The Weeknd used augmented reality to tease a song on TikTok in August.

Earlier, in October, Eilish’s Where Do We Go? livestream, aired out of a studio in Los Angeles, spanned different real and imaginary worlds and used a number of gimmicks and props — from XR (extended reality; a combination of real and virtual environments) technology and multiple camera angles to 3D backdrops of enormous animated creatures, an outlandish rainforest and a giant spider that crept about as Eilish, her brother / composer Finneas and their drummer Andrew Marshall performed.

At one point the singer was seemingly devoured by a shark, and re-emerged singing on a giant floating fake moon. It helped that Eilish’s newest album, When We All Fall Asleep, Where Do We Go?, was inspired in part by dreams and night terrors.

The event also had a merchandise e-store, in the form of an interactive 360-degree room with apparel and Eilish’s albums on display. The effect was transportative, even if you were still on your couch in your living room.

In April, meanwhile, rapper Scott teamed up with Fortnite for Astronomical, a five-concert series held within the popular video game over three days, open only to players, but free if you were one. Scott performed in the CG avatar of a skyscraper-sized cyborg, stomping around Fortnite’s island.

If you were in-game at the time, you could “run across” to catch a glimpse of the action from various angles — including events held underwater and in “outer space”. Here too, an in-game item shop sold concert merchandise.
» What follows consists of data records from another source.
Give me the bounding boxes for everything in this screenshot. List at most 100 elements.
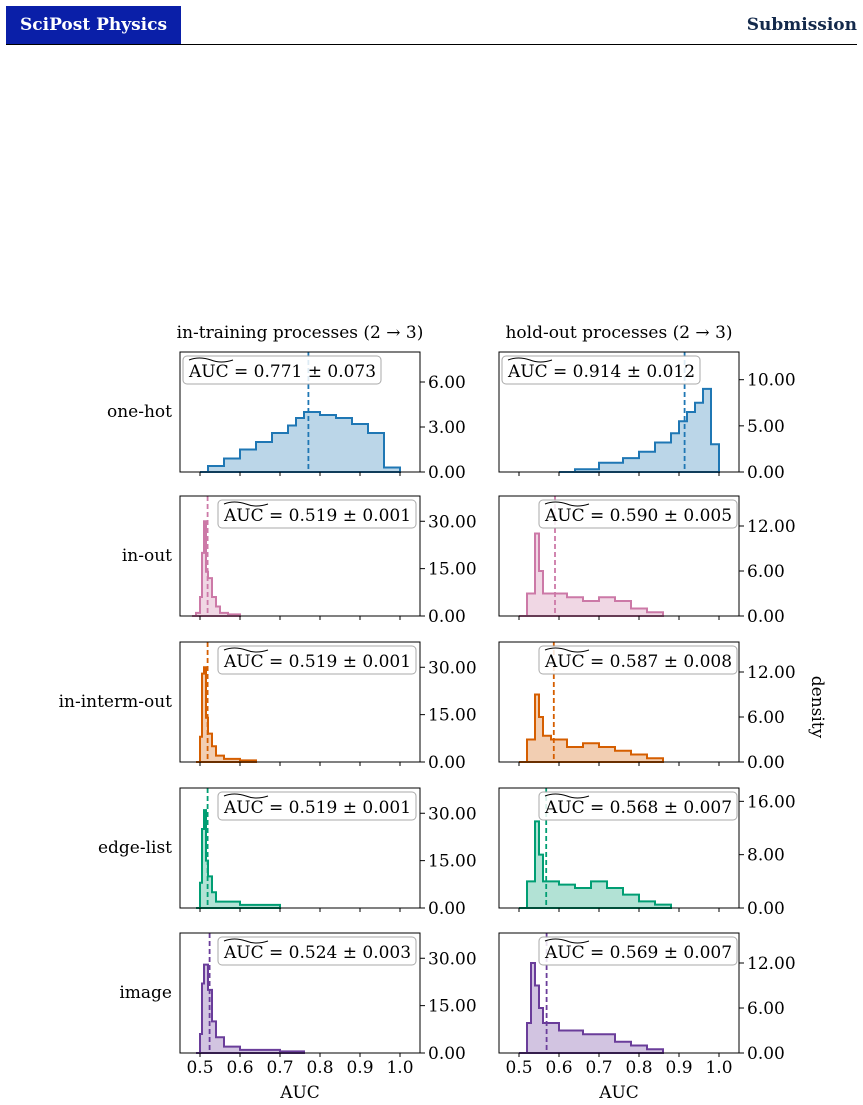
- hist-fill-0-1: [559, 388, 719, 472]
- x-axis-label-1: AUC: [598, 1083, 639, 1103]
- auc-annotation-1-1: AUC = 0.590 ± 0.005: [544, 506, 732, 526]
- header-rule: [6, 44, 857, 45]
- row-label-image: image: [119, 983, 172, 1003]
- ytick-label-1-1-0: 0.00: [747, 607, 785, 627]
- ytick-label-1-0-2: 30.00: [428, 512, 477, 532]
- ytick-label-2-0-2: 30.00: [428, 658, 477, 678]
- panel-frame-0-0: [179, 351, 421, 473]
- auc-box-3-1: [538, 791, 738, 821]
- xtick-label-1-0: 0.5: [505, 1058, 532, 1078]
- ytick-label-0-0-2: 6.00: [428, 373, 466, 393]
- panel-frame-3-1: [498, 787, 740, 909]
- ytick-label-3-0-2: 30.00: [428, 804, 477, 824]
- auc-box-1-0: [217, 499, 417, 529]
- hist-line-4-0: [196, 963, 305, 1054]
- panel-frame-2-1: [498, 641, 740, 763]
- ytick-label-4-1-0: 0.00: [747, 1044, 785, 1064]
- xtick-label-0-4: 0.9: [346, 1058, 373, 1078]
- ytick-label-2-0-0: 0.00: [428, 753, 466, 773]
- hist-fill-3-1: [519, 821, 671, 908]
- auc-annotation-3-0: AUC = 0.519 ± 0.001: [223, 798, 411, 818]
- hist-line-4-1: [519, 962, 664, 1054]
- auc-annotation-2-0: AUC = 0.519 ± 0.001: [223, 652, 411, 672]
- xtick-label-0-5: 1.0: [386, 1058, 413, 1078]
- xtick-label-1-4: 0.9: [665, 1058, 692, 1078]
- ytick-label-2-0-1: 15.00: [428, 706, 477, 726]
- panel-frame-3-0: [179, 787, 421, 909]
- ytick-label-2-1-0: 0.00: [747, 753, 785, 773]
- panel-frame-2-0: [179, 641, 421, 763]
- ytick-label-0-0-0: 0.00: [428, 463, 466, 483]
- panel-frame-4-0: [179, 932, 421, 1054]
- ytick-label-1-0-0: 0.00: [428, 607, 466, 627]
- auc-annotation-0-0: AUC = 0.771 ± 0.073: [188, 362, 376, 382]
- hist-fill-0-0: [200, 412, 400, 472]
- xtick-label-1-2: 0.7: [585, 1058, 612, 1078]
- tilde-4-0: [223, 938, 269, 944]
- panel-frame-0-1: [498, 351, 740, 473]
- row-label-in-out: in-out: [122, 546, 172, 566]
- auc-box-0-1: [501, 355, 701, 385]
- hist-fill-3-0: [196, 810, 280, 908]
- hist-line-2-1: [519, 693, 664, 763]
- auc-annotation-3-1: AUC = 0.568 ± 0.007: [544, 798, 732, 818]
- y-axis-label: density: [807, 676, 827, 739]
- auc-annotation-1-0: AUC = 0.519 ± 0.001: [223, 506, 411, 526]
- ytick-label-2-1-1: 6.00: [747, 708, 785, 728]
- auc-annotation-2-1: AUC = 0.587 ± 0.008: [544, 652, 732, 672]
- hist-fill-4-1: [519, 963, 663, 1053]
- ytick-label-3-0-1: 15.00: [428, 852, 477, 872]
- auc-box-4-1: [538, 936, 738, 966]
- auc-box-4-0: [217, 936, 417, 966]
- ytick-label-1-0-1: 15.00: [428, 560, 477, 580]
- xtick-label-0-2: 0.7: [266, 1058, 293, 1078]
- tilde-3-0: [223, 793, 269, 799]
- row-label-edge-list: edge-list: [98, 838, 172, 858]
- auc-annotation-0-1: AUC = 0.914 ± 0.012: [507, 362, 695, 382]
- hist-fill-1-1: [519, 533, 663, 616]
- ytick-label-4-0-1: 15.00: [428, 997, 477, 1017]
- column-title-0: in-training processes (2 → 3): [177, 323, 424, 343]
- xtick-label-1-5: 1.0: [705, 1058, 732, 1078]
- hist-line-0-1: [559, 387, 720, 473]
- panel-frame-4-1: [498, 932, 740, 1054]
- column-title-1: hold-out processes (2 → 3): [505, 323, 732, 343]
- ytick-label-1-1-1: 6.00: [747, 562, 785, 582]
- row-label-one-hot: one-hot: [107, 402, 172, 422]
- hist-line-3-1: [519, 820, 672, 909]
- ytick-label-4-0-0: 0.00: [428, 1044, 466, 1064]
- auc-annotation-4-0: AUC = 0.524 ± 0.003: [223, 943, 411, 963]
- auc-box-1-1: [538, 499, 738, 529]
- tilde-3-1: [544, 793, 590, 799]
- ytick-label-4-1-1: 6.00: [747, 999, 785, 1019]
- xtick-label-1-3: 0.8: [625, 1058, 652, 1078]
- xtick-label-0-3: 0.8: [306, 1058, 333, 1078]
- auc-annotation-4-1: AUC = 0.569 ± 0.007: [544, 943, 732, 963]
- tilde-2-0: [223, 647, 269, 653]
- hist-line-1-0: [192, 520, 241, 617]
- x-axis-label-0: AUC: [279, 1083, 320, 1103]
- journal-brand: SciPost Physics: [6, 6, 181, 44]
- panel-frame-1-1: [498, 495, 740, 617]
- hist-fill-2-1: [519, 694, 663, 762]
- section-label: Submission: [746, 15, 857, 35]
- hist-fill-4-0: [196, 964, 304, 1053]
- tilde-1-0: [223, 501, 269, 507]
- ytick-label-3-1-2: 16.00: [747, 792, 796, 812]
- page-header: SciPost Physics Submission: [6, 6, 857, 45]
- row-label-in-interm-out: in-interm-out: [59, 692, 173, 712]
- ytick-label-1-1-2: 12.00: [747, 517, 796, 537]
- auc-box-2-0: [217, 645, 417, 675]
- hist-line-0-0: [200, 411, 401, 473]
- panel-frame-1-0: [179, 495, 421, 617]
- auc-box-2-1: [538, 645, 738, 675]
- ytick-label-3-1-1: 8.00: [747, 846, 785, 866]
- xtick-label-0-0: 0.5: [186, 1058, 213, 1078]
- ytick-label-3-1-0: 0.00: [747, 899, 785, 919]
- ytick-label-0-1-1: 5.00: [747, 417, 785, 437]
- ytick-label-3-0-0: 0.00: [428, 899, 466, 919]
- tilde-2-1: [544, 647, 590, 653]
- xtick-label-1-1: 0.6: [545, 1058, 572, 1078]
- tilde-1-1: [544, 501, 590, 507]
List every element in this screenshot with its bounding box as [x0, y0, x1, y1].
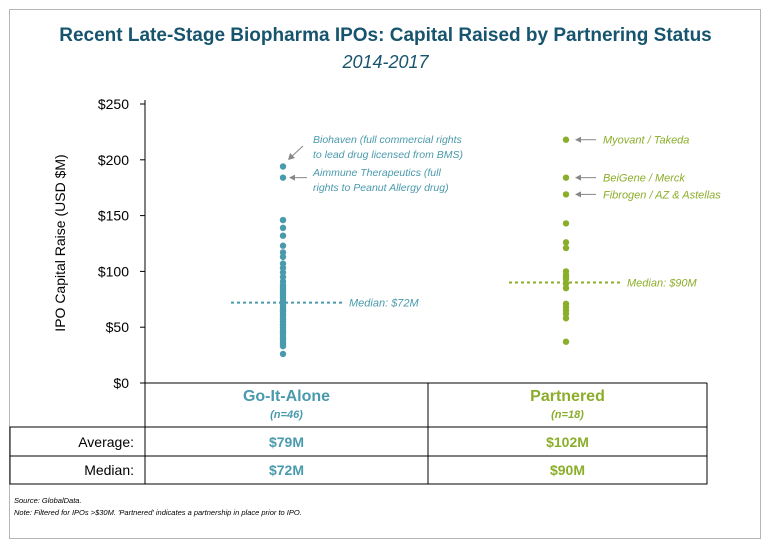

Even on TikTok, in August, a CG-animated avatar of The Weeknd made headlines for performing a snippet of a new song in a 20-minute augmented reality, interactive livestream.

Rapper Travis Scott performed as a cyborg inside the videogame Fortnite, in April.
Rapper Travis Scott performed as a cyborg inside the videogame Fortnite, in April.

“We are at a point where we have to make use of technology for all it’s worth,” says Gunjan Arya, CEO of media and entertainment company OML. “It can’t feel like you’re watching TV at home. And it can no longer be a one-way broadcast”

OML organises the NH7 Weekender music festival, usually held across multiple cities. This year, it was held virtually on December 5 and 6, with tickets priced at Rs 99 to Rs 199 per viewing experience, multiple “stages” in use simultaneously (as it would have been in an offline event), and a set of interactive features like virtual parties, an e-photo booth and a chat feature where attendees could say hello to performing artists.

“The question remains, how do you bypass the lack of physical human connection, the on-site feeding off of each other’s energy that you get at a live concert,” says Arya. “We are trying to find as many proxies as we can for that. So this year we sent over Weekender happiness kits to people’s houses, little NH7 memorabilia to dial up that connection.”

Given that prices are so much lower—tickets to an offline Dua Lipa concert cost between €48 (about Rs 5,000) and €267 (about Rs 26,000); for Weekender offline, they cost between Rs 3,000 and Rs 6,000 — Albert Almeida, COO for live entertainment at BookMyShow, believes the virtual gig is here to stay, predicting that they will persist alongside offline events, even when things normalise.

“The audience’s propensity to pay has increased. About 70% of our online events are now ticketed,” Almeida says. “And artists are able to create a differentiated experience and reach out to a much wider set of fans since geographical restrictions and price barriers have both fallen.”